AZIC Education

Frequent Restarts — Troubleshooting Guide

Diagnose and fix ASIC miners that keep rebooting. Covers over-temperature shutdowns, PSU overload, watchdog resets, hashboard shorts, and control board failures across Antminer, Whatsminer, and Avalon.

Overview

A miner that continuously reboots is losing 100% of its potential hashrate during each restart cycle. Depending on the model, a full boot cycle takes 2–8 minutes, and if the miner restarts every 5–15 minutes, the effective uptime (and revenue) can drop to 50% or less.

Frequent restarts are always a symptom of an underlying protection mechanism triggering: over-temperature, overcurrent, watchdog timeout, or a hardware fault causing the control board to crash. Identifying which protection mechanism is responsible is the key to a fast resolution.

Symptoms

  • Miner reboots every few minutes — uptime counter in the web UI never exceeds a consistent threshold
  • Periodic hashrate drops to zero on the pool dashboard, followed by recovery
  • Fans spin up, then everything powers off and restarts — the classic PSU overcurrent protection trip
  • Web UI becomes unreachable periodically — the control board is rebooting
  • LED indicators cycle through boot sequence repeatedly
  • Antminer: Red LED blinks, then green, then red again in a loop
  • Whatsminer: Status LED cycles through startup pattern, or "heartbeat" LED stops and restarts
  • Avalon: AUC disconnects and reconnects in the management software

Quick Checks

Check PSU Capacity

Verify the PSU is rated for the miner's power consumption with at least 10% headroom:

MinerPower DrawMinimum PSU
S19 Pro3,250W3,600W
S19 XP3,010W3,300W
S213,500W3,850W
M30S++3,472W3,800W
M50S3,276W3,600W
M60S3,600W4,000W
A13663,250W3,600W
A14663,100W3,400W

If you are using a third-party or used PSU, its actual capacity may be less than its rating.
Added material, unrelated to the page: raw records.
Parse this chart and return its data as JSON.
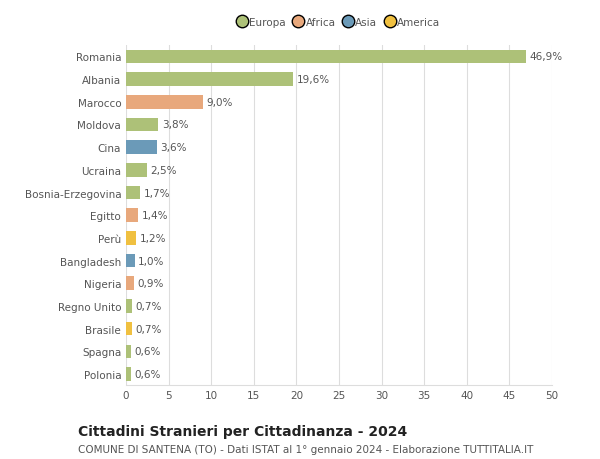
{
  "categories": [
    "Romania",
    "Albania",
    "Marocco",
    "Moldova",
    "Cina",
    "Ucraina",
    "Bosnia-Erzegovina",
    "Egitto",
    "Perù",
    "Bangladesh",
    "Nigeria",
    "Regno Unito",
    "Brasile",
    "Spagna",
    "Polonia"
  ],
  "values": [
    46.9,
    19.6,
    9.0,
    3.8,
    3.6,
    2.5,
    1.7,
    1.4,
    1.2,
    1.0,
    0.9,
    0.7,
    0.7,
    0.6,
    0.6
  ],
  "labels": [
    "46,9%",
    "19,6%",
    "9,0%",
    "3,8%",
    "3,6%",
    "2,5%",
    "1,7%",
    "1,4%",
    "1,2%",
    "1,0%",
    "0,9%",
    "0,7%",
    "0,7%",
    "0,6%",
    "0,6%"
  ],
  "colors": [
    "#adc178",
    "#adc178",
    "#e8a87c",
    "#adc178",
    "#6b9ab8",
    "#adc178",
    "#adc178",
    "#e8a87c",
    "#f0c040",
    "#6b9ab8",
    "#e8a87c",
    "#adc178",
    "#f0c040",
    "#adc178",
    "#adc178"
  ],
  "legend": [
    {
      "label": "Europa",
      "color": "#adc178"
    },
    {
      "label": "Africa",
      "color": "#e8a87c"
    },
    {
      "label": "Asia",
      "color": "#6b9ab8"
    },
    {
      "label": "America",
      "color": "#f0c040"
    }
  ],
  "xlim": [
    0,
    50
  ],
  "xticks": [
    0,
    5,
    10,
    15,
    20,
    25,
    30,
    35,
    40,
    45,
    50
  ],
  "title": "Cittadini Stranieri per Cittadinanza - 2024",
  "subtitle": "COMUNE DI SANTENA (TO) - Dati ISTAT al 1° gennaio 2024 - Elaborazione TUTTITALIA.IT",
  "bg_color": "#ffffff",
  "grid_color": "#dddddd",
  "bar_height": 0.6,
  "title_fontsize": 10,
  "subtitle_fontsize": 7.5,
  "label_fontsize": 7.5,
  "tick_fontsize": 7.5
}
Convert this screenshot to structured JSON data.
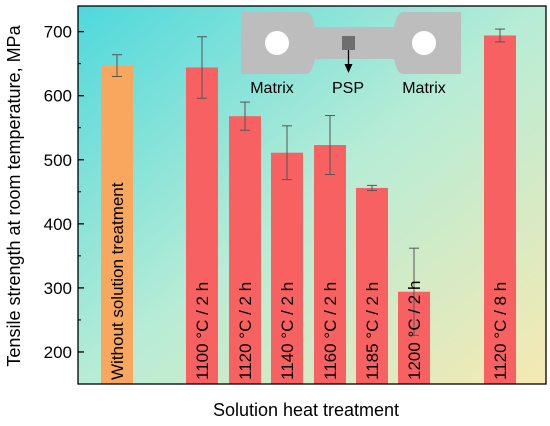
{
  "chart_data": {
    "type": "bar",
    "xlabel": "Solution heat treatment",
    "ylabel": "Tensile strength at room temperature, MPa",
    "ylim": [
      150,
      740
    ],
    "yticks": [
      200,
      300,
      400,
      500,
      600,
      700
    ],
    "grid": false,
    "bars": [
      {
        "label": "Without solution treatment",
        "value": 647,
        "error": 17,
        "color": "#F9A65E"
      },
      {
        "label": "1100 °C / 2 h",
        "value": 644,
        "error": 48,
        "color": "#F86161"
      },
      {
        "label": "1120 °C / 2 h",
        "value": 568,
        "error": 22,
        "color": "#F86161"
      },
      {
        "label": "1140 °C / 2 h",
        "value": 511,
        "error": 42,
        "color": "#F86161"
      },
      {
        "label": "1160 °C / 2 h",
        "value": 523,
        "error": 46,
        "color": "#F86161"
      },
      {
        "label": "1185 °C / 2 h",
        "value": 456,
        "error": 4,
        "color": "#F86161"
      },
      {
        "label": "1200 °C / 2 h",
        "value": 294,
        "error": 68,
        "color": "#F86161"
      },
      {
        "label": "1120 °C / 8 h",
        "value": 694,
        "error": 10,
        "color": "#F86161"
      }
    ],
    "inset": {
      "labels": [
        "Matrix",
        "PSP",
        "Matrix"
      ]
    }
  }
}
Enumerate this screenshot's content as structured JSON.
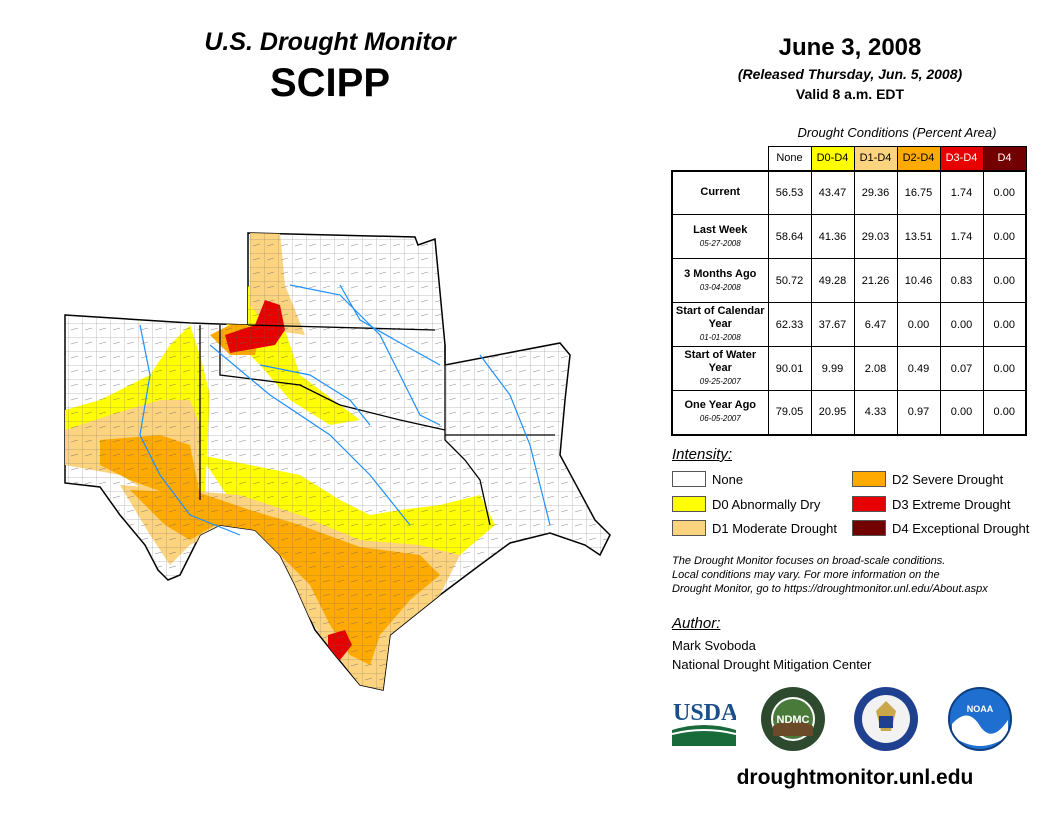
{
  "header": {
    "title_line1": "U.S. Drought Monitor",
    "title_line2": "SCIPP"
  },
  "date": {
    "main": "June 3, 2008",
    "released": "(Released Thursday, Jun. 5, 2008)",
    "valid": "Valid 8 a.m. EDT"
  },
  "table": {
    "caption": "Drought Conditions (Percent Area)",
    "columns": [
      "None",
      "D0-D4",
      "D1-D4",
      "D2-D4",
      "D3-D4",
      "D4"
    ],
    "rows": [
      {
        "label": "Current",
        "date": "",
        "values": [
          "56.53",
          "43.47",
          "29.36",
          "16.75",
          "1.74",
          "0.00"
        ]
      },
      {
        "label": "Last Week",
        "date": "05-27-2008",
        "values": [
          "58.64",
          "41.36",
          "29.03",
          "13.51",
          "1.74",
          "0.00"
        ]
      },
      {
        "label": "3 Months Ago",
        "date": "03-04-2008",
        "values": [
          "50.72",
          "49.28",
          "21.26",
          "10.46",
          "0.83",
          "0.00"
        ]
      },
      {
        "label": "Start of Calendar Year",
        "date": "01-01-2008",
        "values": [
          "62.33",
          "37.67",
          "6.47",
          "0.00",
          "0.00",
          "0.00"
        ]
      },
      {
        "label": "Start of Water Year",
        "date": "09-25-2007",
        "values": [
          "90.01",
          "9.99",
          "2.08",
          "0.49",
          "0.07",
          "0.00"
        ]
      },
      {
        "label": "One Year Ago",
        "date": "06-05-2007",
        "values": [
          "79.05",
          "20.95",
          "4.33",
          "0.97",
          "0.00",
          "0.00"
        ]
      }
    ]
  },
  "legend": {
    "title": "Intensity:",
    "items": [
      {
        "label": "None",
        "color": "#ffffff"
      },
      {
        "label": "D0 Abnormally Dry",
        "color": "#ffff00"
      },
      {
        "label": "D1 Moderate Drought",
        "color": "#fcd37f"
      },
      {
        "label": "D2 Severe Drought",
        "color": "#ffaa00"
      },
      {
        "label": "D3 Extreme Drought",
        "color": "#e60000"
      },
      {
        "label": "D4 Exceptional Drought",
        "color": "#730000"
      }
    ]
  },
  "note": {
    "line1": "The Drought Monitor focuses on broad-scale conditions.",
    "line2": "Local conditions may vary. For more information on the",
    "line3": "Drought Monitor, go to https://droughtmonitor.unl.edu/About.aspx"
  },
  "author": {
    "title": "Author:",
    "name": "Mark Svoboda",
    "org": "National Drought Mitigation Center"
  },
  "logos": {
    "usda": "USDA",
    "ndmc": "NDMC",
    "noaa": "NOAA"
  },
  "footer": {
    "url": "droughtmonitor.unl.edu"
  },
  "colors": {
    "water": "#1e90ff",
    "border": "#000000",
    "county": "#555555"
  }
}
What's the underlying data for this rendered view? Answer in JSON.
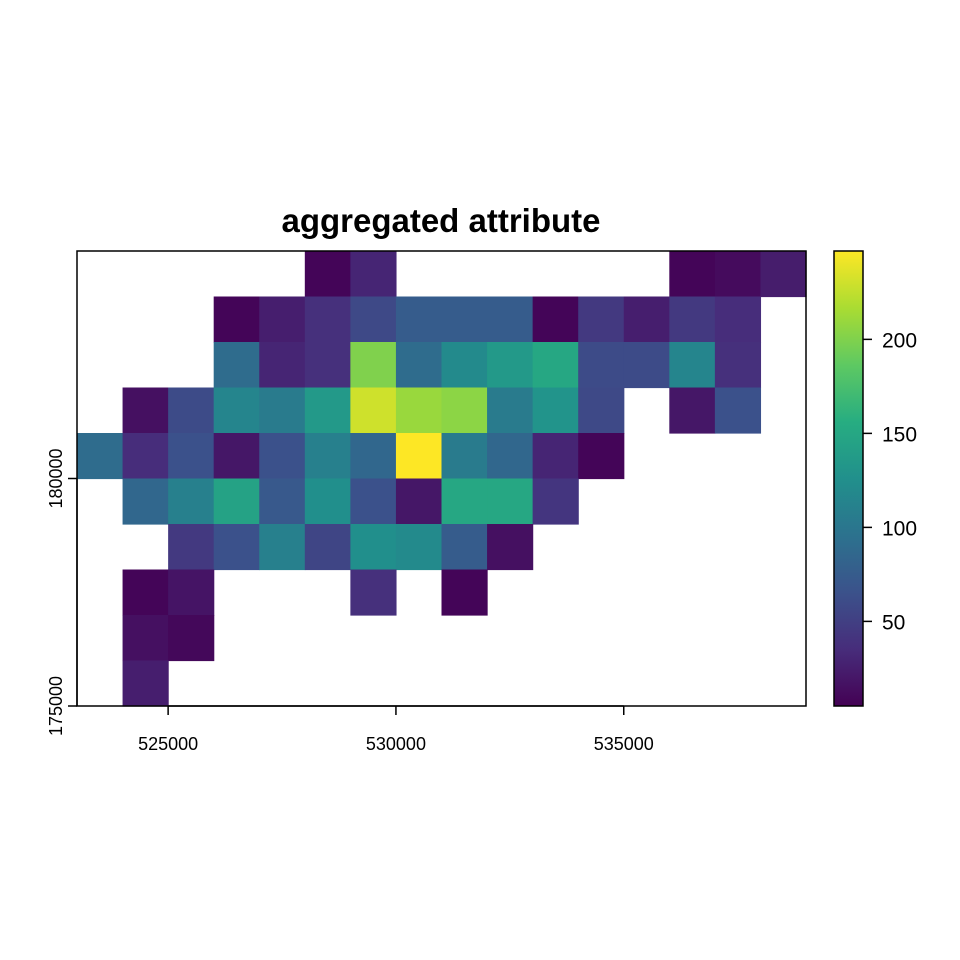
{
  "chart_data": {
    "type": "heatmap",
    "title": "aggregated attribute",
    "xlabel": "",
    "ylabel": "",
    "xlim": [
      523000,
      539000
    ],
    "ylim": [
      175000,
      185000
    ],
    "cell_size": 1000,
    "x_ticks": [
      525000,
      530000,
      535000
    ],
    "x_tick_labels": [
      "525000",
      "530000",
      "535000"
    ],
    "y_ticks": [
      175000,
      180000
    ],
    "y_tick_labels": [
      "175000",
      "180000"
    ],
    "color_scale": {
      "name": "viridis",
      "min": 5,
      "max": 247,
      "ticks": [
        50,
        100,
        150,
        200
      ],
      "tick_labels": [
        "50",
        "100",
        "150",
        "200"
      ]
    },
    "grid": false,
    "legend": "right",
    "columns_x_min": [
      523000,
      524000,
      525000,
      526000,
      527000,
      528000,
      529000,
      530000,
      531000,
      532000,
      533000,
      534000,
      535000,
      536000,
      537000,
      538000
    ],
    "rows_y_max": [
      185000,
      184000,
      183000,
      182000,
      181000,
      180000,
      179000,
      178000,
      177000,
      176000
    ],
    "values": [
      [
        null,
        null,
        null,
        null,
        null,
        8,
        30,
        null,
        null,
        null,
        null,
        null,
        null,
        8,
        12,
        24
      ],
      [
        null,
        null,
        null,
        8,
        25,
        38,
        58,
        75,
        75,
        75,
        8,
        45,
        25,
        45,
        35,
        null
      ],
      [
        null,
        null,
        null,
        90,
        30,
        38,
        200,
        90,
        120,
        135,
        150,
        60,
        60,
        115,
        38,
        null
      ],
      [
        null,
        15,
        60,
        115,
        105,
        135,
        230,
        210,
        205,
        105,
        130,
        58,
        null,
        20,
        65,
        null
      ],
      [
        90,
        35,
        65,
        20,
        65,
        110,
        85,
        247,
        105,
        85,
        30,
        8,
        null,
        null,
        null,
        null
      ],
      [
        null,
        85,
        110,
        145,
        72,
        125,
        65,
        20,
        150,
        150,
        42,
        null,
        null,
        null,
        null,
        null
      ],
      [
        null,
        null,
        45,
        65,
        110,
        55,
        125,
        120,
        75,
        15,
        null,
        null,
        null,
        null,
        null,
        null
      ],
      [
        null,
        8,
        18,
        null,
        null,
        null,
        38,
        null,
        8,
        null,
        null,
        null,
        null,
        null,
        null,
        null
      ],
      [
        null,
        15,
        10,
        null,
        null,
        null,
        null,
        null,
        null,
        null,
        null,
        null,
        null,
        null,
        null,
        null
      ],
      [
        null,
        25,
        null,
        null,
        null,
        null,
        null,
        null,
        null,
        null,
        null,
        null,
        null,
        null,
        null,
        null
      ]
    ]
  }
}
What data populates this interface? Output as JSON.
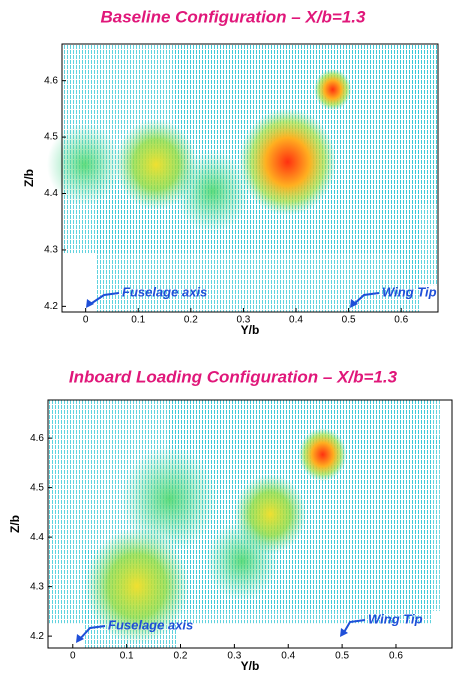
{
  "chart_data": [
    {
      "type": "vector-field",
      "title": "Baseline Configuration – X/b=1.3",
      "xlabel": "Y/b",
      "ylabel": "Z/b",
      "xlim": [
        -0.045,
        0.67
      ],
      "ylim": [
        4.19,
        4.665
      ],
      "xticks": [
        0,
        0.1,
        0.2,
        0.3,
        0.4,
        0.5,
        0.6
      ],
      "yticks": [
        4.2,
        4.3,
        4.4,
        4.5,
        4.6
      ],
      "annotations": [
        {
          "text": "Fuselage axis"
        },
        {
          "text": "Wing Tip"
        }
      ]
    },
    {
      "type": "vector-field",
      "title": "Inboard Loading Configuration – X/b=1.3",
      "xlabel": "Y/b",
      "ylabel": "Z/b",
      "xlim": [
        -0.046,
        0.704
      ],
      "ylim": [
        4.176,
        4.677
      ],
      "xticks": [
        0,
        0.1,
        0.2,
        0.3,
        0.4,
        0.5,
        0.6
      ],
      "yticks": [
        4.2,
        4.3,
        4.4,
        4.5,
        4.6
      ],
      "annotations": [
        {
          "text": "Fuselage axis"
        },
        {
          "text": "Wing Tip"
        }
      ]
    }
  ]
}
PSUs degrade over time, especially in dusty or hot environments.

Check Ambient Temperature

If ambient temperature exceeds 40°C, the miner may be hitting its thermal shutdown threshold and rebooting. Check the chip temperature history — if it reaches the maximum (typically 85–95°C depending on model) right before each restart, temperature is the cause.

Check Error Logs Before Reboot

The most valuable diagnostic step: read the error logs to see what happened immediately before the restart. The last few lines before a reboot reveal the protection mechanism that triggered.

# SSH into the miner quickly after a reboot
ssh root@<miner-ip>

# Check kernel log for shutdown reason
dmesg | tail -50

# Check miner log for error before shutdown
cat /tmp/log/bmminer.log | tail -50

# Check for temperature-related shutdowns
grep -i "temp\|overheat\|shutdown" /tmp/log/bmminer.log

# Check watchdog status
cat /proc/watchdog
ssh root@<miner-ip>

# Check miner log
tail -100 /tmp/btminerlog

# Look for fault codes
grep -i "fault\|error\|restart\|reboot" /tmp/btminerlog

Or use WhatsMiner Tool → "Log" tab. Download the full log file for analysis.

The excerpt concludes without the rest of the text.